Most doctors know by now that treating a viral infection with antibiotics isn’t an effective treatment. In fact, antibiotic overprescription causes harm by contributing to antibiotic resistance. But antibiotic prescriptions for colds and other viral respiratory infections are still quite common; at least half of antibiotics prescribed are estimated to be unnecessary.
Knowing which settings antibiotics are most overprescribed is a first step to curbing this overuse. In a recent study in JAMA Internal Medicine, researchers compared rates of antibiotic prescription for viral respiratory infections in urgent care centers, retail clinics, EDs, and medical offices. They found that 16% of visits to urgent care clinics were for respiratory infections that didn’t require antibiotics, and that doctors prescribed antibiotics for these conditions 45% of the time. This was a much higher rate than antibiotic overprescription in medical offices or EDs.
Why are clinicians at urgent care clinics prescribing antibiotics for conditions which they are likely to cause more harm than good? In an accompanying piece, JAMA Internal Medicine editors Dr. Michael Incze, Dr. Rita Redberg, and Dr. Mitchell Katz give some theories behind this disparity in overprescribing.
Urgent care clinics are more easily accessible than a traditional doctor’s office and much cheaper than going to the emergency room, filling an important need in health care delivery in many communities. However, the authors speculate that lowering the barrier to access may encourage people to go to urgent care for a mild condition that would go away on its own with rest.
Just because a patient comes into the urgent care clinic with a cold does not mean they should leave with a prescription for antibiotics. However, as the authors point out, there are more incentives for doctors at urgent care clinics to give patients antibiotics even when they don’t need them. “Patients may seek care in one of these clinics specifically because they desire antibiotics, and clinicians may worry that patients will not return to urgent care in the future if their expectations are not met,” they write. Also, because the doctor does not know the patient well, it may be harder for them to convince the patient that antibiotics aren’t necessary.

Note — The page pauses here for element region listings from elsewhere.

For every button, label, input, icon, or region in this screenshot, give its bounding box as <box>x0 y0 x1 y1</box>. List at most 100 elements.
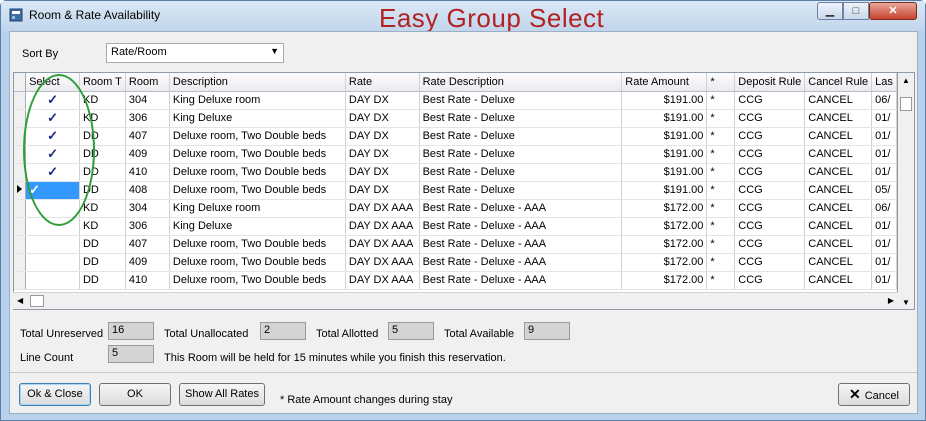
table-row[interactable]: ✓ KD 304 King Deluxe room DAY DX Best Rate - … <box>14 91 897 110</box>
availability-grid[interactable]: Select Room T Room Description Rate Rate… <box>13 72 898 310</box>
cell-star: * <box>706 163 736 182</box>
cell-select[interactable] <box>25 199 80 218</box>
col-rate-description[interactable]: Rate Description <box>419 73 623 92</box>
availability-table: Select Room T Room Description Rate Rate… <box>14 73 897 290</box>
row-header[interactable] <box>14 271 27 290</box>
row-header[interactable] <box>14 109 27 128</box>
cell-description: Deluxe room, Two Double beds <box>169 145 346 164</box>
cell-select[interactable] <box>25 217 80 236</box>
cancel-label: Cancel <box>864 390 899 402</box>
table-row[interactable]: DD 409 Deluxe room, Two Double beds DAY DX … <box>14 253 897 272</box>
cell-select[interactable]: ✓ <box>25 163 80 182</box>
cell-description: King Deluxe room <box>169 91 346 110</box>
ok-button[interactable]: OK <box>99 383 171 406</box>
cell-room-type: DD <box>79 127 126 146</box>
vertical-scroll-thumb[interactable] <box>900 97 912 111</box>
total-unallocated-value: 2 <box>260 322 306 340</box>
horizontal-scroll-thumb[interactable] <box>30 295 44 307</box>
col-rate[interactable]: Rate <box>345 73 420 92</box>
table-row[interactable]: KD 306 King Deluxe DAY DX AAA Best Rate - De… <box>14 217 897 236</box>
table-row[interactable]: KD 304 King Deluxe room DAY DX AAA Best Rate… <box>14 199 897 218</box>
cell-room-type: KD <box>79 109 126 128</box>
scroll-left-icon[interactable]: ◀ <box>17 296 23 305</box>
vertical-scrollbar[interactable]: ▲ ▼ <box>898 72 915 310</box>
maximize-button[interactable]: □ <box>843 2 869 20</box>
table-row[interactable]: DD 407 Deluxe room, Two Double beds DAY DX … <box>14 235 897 254</box>
ok-close-button[interactable]: Ok & Close <box>19 383 91 406</box>
show-all-rates-button[interactable]: Show All Rates <box>179 383 265 406</box>
col-room-type[interactable]: Room T <box>79 73 126 92</box>
minimize-button[interactable]: ▁ <box>817 2 843 20</box>
row-header[interactable] <box>14 235 27 254</box>
scroll-up-icon[interactable]: ▲ <box>902 76 910 85</box>
cell-rate-amount: $172.00 <box>621 199 708 218</box>
cell-rate-amount: $172.00 <box>621 253 708 272</box>
col-room[interactable]: Room <box>125 73 170 92</box>
col-rate-amount[interactable]: Rate Amount <box>621 73 708 92</box>
cell-deposit-rule: CCG <box>734 163 806 182</box>
cell-select[interactable]: ✓ <box>25 145 80 164</box>
table-row[interactable]: ✓ DD 409 Deluxe room, Two Double beds DAY DX… <box>14 145 897 164</box>
horizontal-scrollbar[interactable]: ◀ ▶ <box>13 292 898 309</box>
cell-star: * <box>706 253 736 272</box>
col-star[interactable]: * <box>706 73 736 92</box>
table-row[interactable]: ✓ DD 410 Deluxe room, Two Double beds DAY DX… <box>14 163 897 182</box>
row-header[interactable] <box>14 181 27 200</box>
table-row[interactable]: ✓ DD 407 Deluxe room, Two Double beds DAY DX… <box>14 127 897 146</box>
col-description[interactable]: Description <box>169 73 346 92</box>
close-icon: ✕ <box>888 5 898 17</box>
sort-by-select[interactable]: Rate/Room ▼ <box>106 43 284 63</box>
row-header[interactable] <box>14 145 27 164</box>
title-bar[interactable]: Room & Rate Availability Easy Group Sele… <box>1 1 925 33</box>
cell-rate: DAY DX <box>345 145 420 164</box>
col-deposit-rule[interactable]: Deposit Rule <box>734 73 806 92</box>
cell-room: 304 <box>125 91 170 110</box>
cell-room-type: DD <box>79 145 126 164</box>
row-header[interactable] <box>14 217 27 236</box>
app-icon <box>9 8 23 22</box>
cell-rate-amount: $191.00 <box>621 181 708 200</box>
row-header[interactable] <box>14 127 27 146</box>
cell-select[interactable]: ✓ <box>25 181 80 200</box>
cell-deposit-rule: CCG <box>734 235 806 254</box>
cell-last: 01/ <box>871 145 897 164</box>
cell-rate-description: Best Rate - Deluxe <box>419 145 623 164</box>
col-cancel-rule[interactable]: Cancel Rule <box>804 73 873 92</box>
cell-select[interactable] <box>25 271 80 290</box>
cell-select[interactable]: ✓ <box>25 91 80 110</box>
cell-deposit-rule: CCG <box>734 271 806 290</box>
scroll-right-icon[interactable]: ▶ <box>888 296 894 305</box>
cell-room-type: DD <box>79 163 126 182</box>
table-row[interactable]: ✓ KD 306 King Deluxe DAY DX Best Rate - Delux… <box>14 109 897 128</box>
table-row[interactable]: ✓ DD 408 Deluxe room, Two Double beds DAY DX… <box>14 181 897 200</box>
cancel-button[interactable]: ✕ Cancel <box>838 383 910 406</box>
row-header[interactable] <box>14 253 27 272</box>
cell-last: 01/ <box>871 109 897 128</box>
table-row[interactable]: DD 410 Deluxe room, Two Double beds DAY DX … <box>14 271 897 290</box>
cell-description: Deluxe room, Two Double beds <box>169 163 346 182</box>
cell-last: 01/ <box>871 163 897 182</box>
cell-cancel-rule: CANCEL <box>804 235 873 254</box>
cell-room: 304 <box>125 199 170 218</box>
cell-select[interactable] <box>25 235 80 254</box>
cell-rate-amount: $172.00 <box>621 235 708 254</box>
cell-star: * <box>706 271 736 290</box>
rate-change-note: * Rate Amount changes during stay <box>280 394 453 406</box>
cell-star: * <box>706 199 736 218</box>
cell-deposit-rule: CCG <box>734 91 806 110</box>
button-separator <box>10 372 917 373</box>
col-select[interactable]: Select <box>25 73 80 92</box>
cell-room-type: DD <box>79 253 126 272</box>
current-row-arrow-icon <box>17 185 22 193</box>
cell-select[interactable]: ✓ <box>25 127 80 146</box>
col-last[interactable]: Las <box>871 73 897 92</box>
cell-select[interactable] <box>25 253 80 272</box>
close-button[interactable]: ✕ <box>869 2 917 20</box>
row-header[interactable] <box>14 199 27 218</box>
cell-last: 01/ <box>871 271 897 290</box>
cell-select[interactable]: ✓ <box>25 109 80 128</box>
scroll-down-icon[interactable]: ▼ <box>902 298 910 307</box>
row-header[interactable] <box>14 163 27 182</box>
cell-deposit-rule: CCG <box>734 145 806 164</box>
row-header[interactable] <box>14 91 27 110</box>
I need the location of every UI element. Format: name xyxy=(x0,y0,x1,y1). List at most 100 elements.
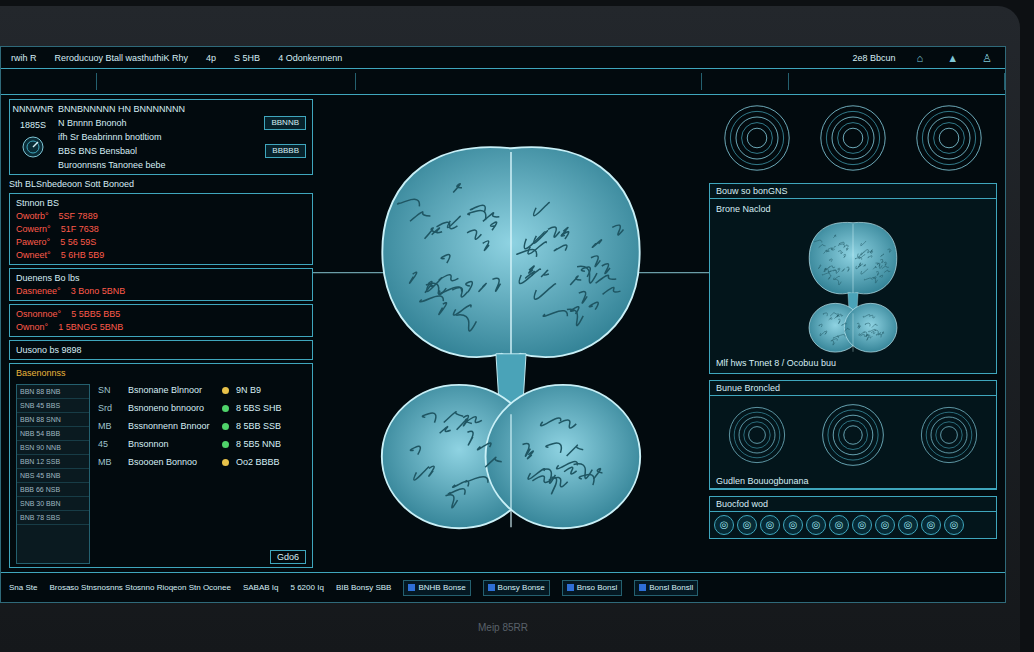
mini-table-row: BBN 88 BNB xyxy=(17,385,89,399)
mini-table-row: BBN 12 SSB xyxy=(17,455,89,469)
scan-rings-icon xyxy=(818,103,888,173)
entry-row: MBBsoooen BonnooOo2 BBBB xyxy=(98,456,306,468)
entry-row: 45Bnsonnon8 5B5 NNB xyxy=(98,438,306,450)
dial-icon xyxy=(21,135,45,159)
top-bar-item: 4 Odonkennenn xyxy=(278,52,834,64)
tool-button[interactable]: ◎ xyxy=(737,515,757,535)
reading-row: Owneet°5 6HB 5B9 xyxy=(16,249,306,261)
tool-button[interactable]: ◎ xyxy=(852,515,872,535)
sub-bar-cell xyxy=(789,73,1005,90)
mini-table-row: BNB 78 SBS xyxy=(17,511,89,525)
subtitle: Sth BLSnbedeoon Sott Bonoed xyxy=(9,178,313,190)
status-text: SABAB Iq xyxy=(243,582,279,594)
mini-table: BBN 88 BNBSNB 45 BBSBBN 88 SNNNBB 54 BBB… xyxy=(16,384,90,564)
status-dot xyxy=(222,459,229,466)
left-panel: NNNWNR 1885S BNNBNNNNN HN BNNNNNNNN Bnnnn … xyxy=(1,95,313,572)
info-block: NNNWNR 1885S BNNBNNNNN HN BNNNNNNNN Bnnnn … xyxy=(9,99,313,175)
top-bar-item: 4p xyxy=(206,52,216,64)
tool-button[interactable]: ◎ xyxy=(944,515,964,535)
top-bar-icon[interactable]: ⌂ xyxy=(914,52,927,64)
top-bar-item: rwih R xyxy=(11,52,37,64)
scan-rings-icon xyxy=(727,405,787,465)
info-line: N Bnnnn BnonohBBNNB xyxy=(58,116,306,130)
tool-button[interactable]: ◎ xyxy=(806,515,826,535)
scan-view xyxy=(313,95,709,572)
stats-block: Osnonnoe°5 5BB5 BB5Ownon°1 5BNGG 5BNB xyxy=(9,304,313,337)
info-button[interactable]: BBNNB xyxy=(264,116,306,130)
tool-button[interactable]: ◎ xyxy=(875,515,895,535)
top-bar-icon[interactable]: ♙ xyxy=(979,52,995,64)
mini-table-row: BBB 66 NSB xyxy=(17,483,89,497)
status-dot xyxy=(222,441,229,448)
mini-table-row: SNB 30 BBN xyxy=(17,497,89,511)
status-bar: Sna SteBrosaso Stnsnosnns Stosnno Rioqeo… xyxy=(1,572,1005,602)
status-square-icon xyxy=(567,584,574,591)
sub-bar-cell xyxy=(97,73,356,90)
reading-row: Pawero°5 56 59S xyxy=(16,236,306,248)
status-square-icon xyxy=(639,584,646,591)
status-button[interactable]: Bonsl Bonsll xyxy=(634,580,698,596)
entry-row: SrdBsnoneno bnnooro8 5BS SHB xyxy=(98,402,306,414)
tool-button[interactable]: ◎ xyxy=(783,515,803,535)
info-code: 1885S xyxy=(20,119,46,131)
status-square-icon xyxy=(488,584,495,591)
top-bar: rwih RReroducuoy Btall wasthuthiK Rhy4pS… xyxy=(1,47,1005,69)
footer-tag: Gdo6 xyxy=(270,550,306,564)
stat-row: Osnonnoe°5 5BB5 BB5 xyxy=(16,308,306,320)
info-line: BBS BNS BensbaolBBBBB xyxy=(58,144,306,158)
page: rwih R Reroducuoy Btall wasthuthiK Rhy 4p S… xyxy=(0,0,1034,652)
monitor: rwih R Reroducuoy Btall wasthuthiK Rhy 4p S… xyxy=(0,6,1020,652)
status-text: Sna Ste xyxy=(9,582,37,594)
status-dot xyxy=(222,405,229,412)
status-text: BIB Bonsy SBB xyxy=(336,582,392,594)
ring-row xyxy=(710,396,996,474)
stat-row: Ownon°1 5BNGG 5BNB xyxy=(16,321,306,333)
entry-row: SNBsnonane Blnnoor9N B9 xyxy=(98,384,306,396)
info-line: ifh Sr Beabrinnn bnotltiom xyxy=(58,131,306,143)
sub-bar-cell xyxy=(356,73,701,90)
status-button[interactable]: BNHB Bonse xyxy=(403,580,470,596)
status-button[interactable]: Bonsy Bonse xyxy=(483,580,550,596)
mini-table-row: BSN 90 NNB xyxy=(17,441,89,455)
stats-block: Uusono bs 9898 xyxy=(9,340,313,360)
info-button[interactable]: BBBBB xyxy=(265,144,306,158)
main-area: NNNWNR 1885S BNNBNNNNN HN BNNNNNNNN Bnnnn … xyxy=(1,95,1005,572)
scan-rings-icon xyxy=(820,402,886,468)
detail-card: Bunue BroncledGudlen Bouuogbunana xyxy=(709,380,997,490)
bottom-block: BasenonnssBBN 88 BNBSNB 45 BBSBBN 88 SNN… xyxy=(9,363,313,568)
info-line: Buroonnsns Tanonee bebe xyxy=(58,159,306,171)
status-button[interactable]: Bnso Bonsl xyxy=(562,580,622,596)
status-square-icon xyxy=(408,584,415,591)
sub-bar-cell xyxy=(1,73,97,90)
top-bar-item: Reroducuoy Btall wasthuthiK Rhy xyxy=(55,52,189,64)
sub-bar-cell xyxy=(702,73,789,90)
scan-rings-icon xyxy=(919,405,979,465)
screen: rwih R Reroducuoy Btall wasthuthiK Rhy 4p S… xyxy=(0,46,1006,603)
tool-button[interactable]: ◎ xyxy=(921,515,941,535)
tool-button[interactable]: ◎ xyxy=(760,515,780,535)
readings-block: Stnnon BSOwotrb°5SF 7889Cowern°51F 7638P… xyxy=(9,193,313,265)
right-panel: Bouw so bonGNSBrone NaclodMlf hws Tnnet … xyxy=(709,95,1005,572)
ring-row xyxy=(709,99,997,177)
tool-button[interactable]: ◎ xyxy=(829,515,849,535)
top-bar-icon[interactable]: ▲ xyxy=(944,52,961,64)
scan-card: Bouw so bonGNSBrone NaclodMlf hws Tnnet … xyxy=(709,183,997,374)
tool-button[interactable]: ◎ xyxy=(898,515,918,535)
reading-row: Cowern°51F 7638 xyxy=(16,223,306,235)
tool-button[interactable]: ◎ xyxy=(714,515,734,535)
sub-bar xyxy=(1,69,1005,95)
reading-row: Owotrb°5SF 7889 xyxy=(16,210,306,222)
top-bar-item: 2e8 Bbcun xyxy=(853,52,896,64)
entry-row: MBBssnonnenn Bnnoor8 5BB SSB xyxy=(98,420,306,432)
mini-table-row: SNB 45 BBS xyxy=(17,399,89,413)
scan-rings-icon xyxy=(722,103,792,173)
status-dot xyxy=(222,387,229,394)
mini-table-row: NBS 45 BNB xyxy=(17,469,89,483)
status-text: 5 6200 Iq xyxy=(291,582,324,594)
info-label: NNNWNR xyxy=(13,103,54,115)
bezel-label: Meip 85RR xyxy=(0,603,1006,652)
scan-rings-icon xyxy=(914,103,984,173)
stat-row: Dasnenee°3 Bono 5BNB xyxy=(16,285,306,297)
mini-table-row: NBB 54 BBB xyxy=(17,427,89,441)
info-line: BNNBNNNNN HN BNNNNNNN xyxy=(58,103,306,115)
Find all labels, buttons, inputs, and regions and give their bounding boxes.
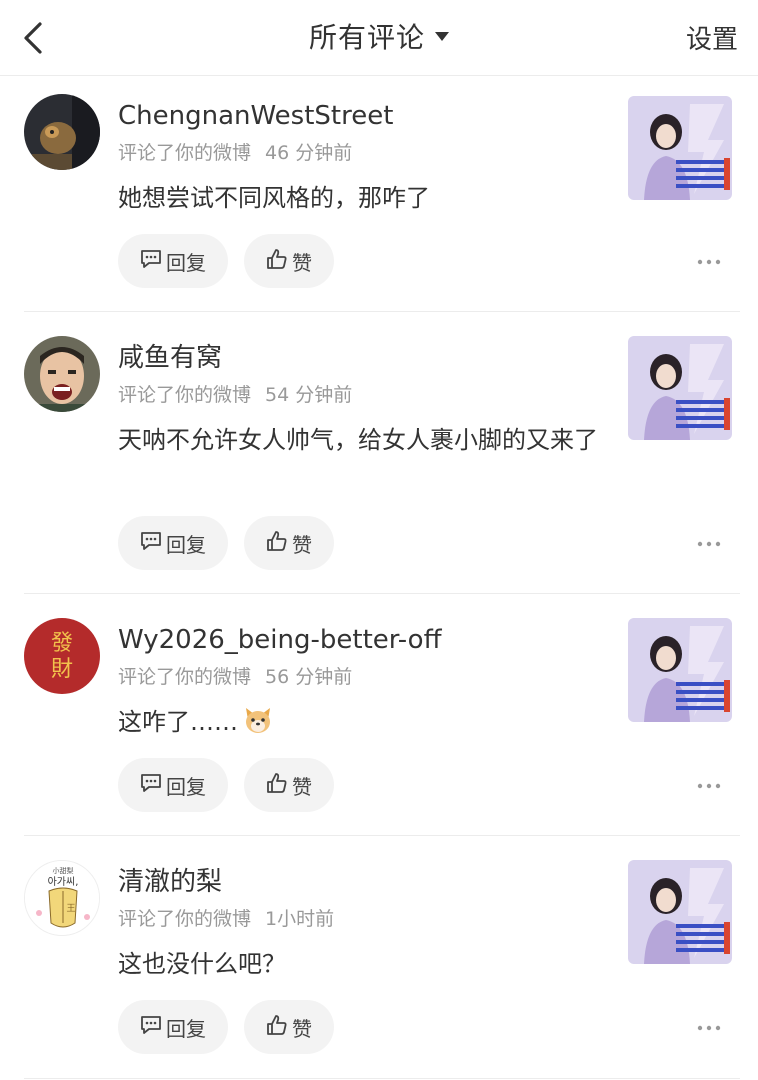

More importantly, encouraging patients not to go to urgent care clinics for viral respiratory infections goes directly against the business model of urgent care clinics. More patients means more money. Telling patients to rest at home or use a telephone-based triage line to get their symptoms evaluated is a good way to reduce overprescription but bad for urgent care clinics’ bottom line.
When a health care provider’s business model thrives on overprescription, how do we stop it? Education is a good place to start. Many people might be aware that antibiotics won’t help, but think that it “couldn’t hurt,” so if a doctor is offering, they might as well take it. Informing patients not only that antibiotics are unnecessary for viral respiratory infections, but that they could be directly harmed, could change people’s minds.